The company's current license to operate in the British capital expires on 30 September. Its drivers can operate until that date, but has only 21 days to appeal the ruling.
Transport for London said that the company was not a "fit and proper" operator in its ruling, stating that “Uber’s approach and conduct demonstrate a lack of corporate responsibility", particularly in policing its drivers.
Thousands of drivers in limbo
Uber has more than 40,000 drivers on its books in London, with 3.5 million Londoners using the app to hire cars.
While it's been praised for its ease of use, GPS-based pick-ups and affordable fares, Uber has regularly faced criticism from London's traditional black cab services, who argue that Uber's financial practices and lack of regulation prevent a fair competitive market.
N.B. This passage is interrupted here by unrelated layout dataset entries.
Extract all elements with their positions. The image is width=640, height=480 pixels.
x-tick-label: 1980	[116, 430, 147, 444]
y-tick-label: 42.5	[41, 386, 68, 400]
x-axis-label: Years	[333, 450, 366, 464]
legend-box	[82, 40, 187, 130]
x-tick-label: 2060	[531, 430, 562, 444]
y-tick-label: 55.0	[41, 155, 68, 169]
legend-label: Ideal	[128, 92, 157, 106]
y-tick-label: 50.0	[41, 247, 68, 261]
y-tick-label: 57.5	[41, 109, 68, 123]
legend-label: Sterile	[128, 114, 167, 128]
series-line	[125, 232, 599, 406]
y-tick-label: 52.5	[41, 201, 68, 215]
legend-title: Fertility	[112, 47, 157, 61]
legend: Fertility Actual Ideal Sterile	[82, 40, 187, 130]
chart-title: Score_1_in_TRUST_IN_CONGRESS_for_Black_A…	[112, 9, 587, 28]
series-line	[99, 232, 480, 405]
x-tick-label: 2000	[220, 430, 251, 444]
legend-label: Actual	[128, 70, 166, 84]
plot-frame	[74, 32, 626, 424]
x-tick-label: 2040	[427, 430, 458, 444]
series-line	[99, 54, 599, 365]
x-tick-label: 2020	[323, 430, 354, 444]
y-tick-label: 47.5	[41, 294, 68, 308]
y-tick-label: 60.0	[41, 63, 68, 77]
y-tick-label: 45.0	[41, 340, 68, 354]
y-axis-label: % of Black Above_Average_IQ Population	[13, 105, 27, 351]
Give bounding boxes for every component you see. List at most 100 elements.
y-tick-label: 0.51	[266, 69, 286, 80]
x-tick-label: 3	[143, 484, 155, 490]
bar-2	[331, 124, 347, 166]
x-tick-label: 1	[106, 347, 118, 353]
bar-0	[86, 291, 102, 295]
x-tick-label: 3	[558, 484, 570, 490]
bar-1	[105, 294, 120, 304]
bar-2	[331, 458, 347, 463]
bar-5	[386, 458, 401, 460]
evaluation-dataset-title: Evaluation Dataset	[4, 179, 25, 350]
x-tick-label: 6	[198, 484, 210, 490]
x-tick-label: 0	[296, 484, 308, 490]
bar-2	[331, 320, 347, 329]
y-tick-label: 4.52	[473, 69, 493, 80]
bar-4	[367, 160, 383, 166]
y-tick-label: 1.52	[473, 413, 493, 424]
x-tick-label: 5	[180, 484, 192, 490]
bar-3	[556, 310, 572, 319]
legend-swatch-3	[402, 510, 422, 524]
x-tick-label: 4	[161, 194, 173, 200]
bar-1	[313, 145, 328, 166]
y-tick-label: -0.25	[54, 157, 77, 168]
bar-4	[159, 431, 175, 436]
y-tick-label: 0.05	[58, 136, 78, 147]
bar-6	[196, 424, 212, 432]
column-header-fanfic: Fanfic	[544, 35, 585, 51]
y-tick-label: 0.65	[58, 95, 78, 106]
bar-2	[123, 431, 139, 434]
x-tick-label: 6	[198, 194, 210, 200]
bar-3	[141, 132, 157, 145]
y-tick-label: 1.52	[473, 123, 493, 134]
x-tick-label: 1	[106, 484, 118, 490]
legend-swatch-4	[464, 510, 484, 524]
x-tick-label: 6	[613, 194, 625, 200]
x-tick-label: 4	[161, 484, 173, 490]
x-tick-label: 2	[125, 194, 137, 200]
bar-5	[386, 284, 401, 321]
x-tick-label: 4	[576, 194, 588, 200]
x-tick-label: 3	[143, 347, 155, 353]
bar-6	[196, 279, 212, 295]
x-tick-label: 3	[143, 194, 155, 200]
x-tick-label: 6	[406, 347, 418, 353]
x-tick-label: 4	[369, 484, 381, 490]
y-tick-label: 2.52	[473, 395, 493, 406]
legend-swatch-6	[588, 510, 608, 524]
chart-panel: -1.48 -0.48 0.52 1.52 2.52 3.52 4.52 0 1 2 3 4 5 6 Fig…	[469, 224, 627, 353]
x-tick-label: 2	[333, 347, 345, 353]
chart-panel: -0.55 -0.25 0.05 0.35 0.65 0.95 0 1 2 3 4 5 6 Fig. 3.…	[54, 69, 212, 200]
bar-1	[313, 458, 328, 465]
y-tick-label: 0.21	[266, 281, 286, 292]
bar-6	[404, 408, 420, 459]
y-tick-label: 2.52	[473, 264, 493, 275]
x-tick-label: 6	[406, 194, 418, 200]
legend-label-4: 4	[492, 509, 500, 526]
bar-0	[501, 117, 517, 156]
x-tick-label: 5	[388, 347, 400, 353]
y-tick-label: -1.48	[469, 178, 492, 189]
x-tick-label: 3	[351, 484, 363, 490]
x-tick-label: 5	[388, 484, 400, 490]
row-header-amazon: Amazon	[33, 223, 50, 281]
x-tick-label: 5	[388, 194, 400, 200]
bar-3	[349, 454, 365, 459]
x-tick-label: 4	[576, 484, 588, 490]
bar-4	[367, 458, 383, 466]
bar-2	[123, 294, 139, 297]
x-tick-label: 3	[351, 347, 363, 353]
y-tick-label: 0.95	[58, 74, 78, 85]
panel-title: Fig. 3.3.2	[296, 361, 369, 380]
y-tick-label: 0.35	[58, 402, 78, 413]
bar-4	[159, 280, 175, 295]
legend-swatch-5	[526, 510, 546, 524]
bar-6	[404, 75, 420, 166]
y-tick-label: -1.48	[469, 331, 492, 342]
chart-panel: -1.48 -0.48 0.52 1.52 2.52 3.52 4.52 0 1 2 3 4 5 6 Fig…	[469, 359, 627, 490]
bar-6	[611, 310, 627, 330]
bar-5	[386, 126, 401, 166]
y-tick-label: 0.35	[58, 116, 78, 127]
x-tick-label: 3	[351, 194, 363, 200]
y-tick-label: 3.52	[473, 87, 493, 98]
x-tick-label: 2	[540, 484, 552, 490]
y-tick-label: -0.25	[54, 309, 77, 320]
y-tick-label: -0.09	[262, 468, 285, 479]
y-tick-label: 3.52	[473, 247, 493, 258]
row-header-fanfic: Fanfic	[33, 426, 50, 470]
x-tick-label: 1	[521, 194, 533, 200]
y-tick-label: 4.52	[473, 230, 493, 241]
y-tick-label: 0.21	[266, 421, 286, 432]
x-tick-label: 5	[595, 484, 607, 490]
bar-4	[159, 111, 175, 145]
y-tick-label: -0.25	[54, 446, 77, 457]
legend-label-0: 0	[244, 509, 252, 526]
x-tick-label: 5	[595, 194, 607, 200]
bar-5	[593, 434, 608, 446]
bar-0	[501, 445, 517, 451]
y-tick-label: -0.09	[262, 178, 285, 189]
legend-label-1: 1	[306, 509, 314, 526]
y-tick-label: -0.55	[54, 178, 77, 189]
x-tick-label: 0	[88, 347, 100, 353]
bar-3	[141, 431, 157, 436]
Uber has danced with controversy around the globe many times prior to today's ruling. Globally, Uber's driver hiring practices negate some of the licence requirements that other operators have to deal with, while allegations of rape and assault against its drivers are common. At a board level, it's former CEO Travis Kalanick was ousted following claims he fostered a negative workplace culture where sexual harassment was commonplace.
Today's ruling, in a one of the world's leading capital cities, will set a troubling precedent for the company, with other territories in which it faces opposition now likely buoyed to take firmer action against Uber.
This is a breaking story. We will update as new details emerge.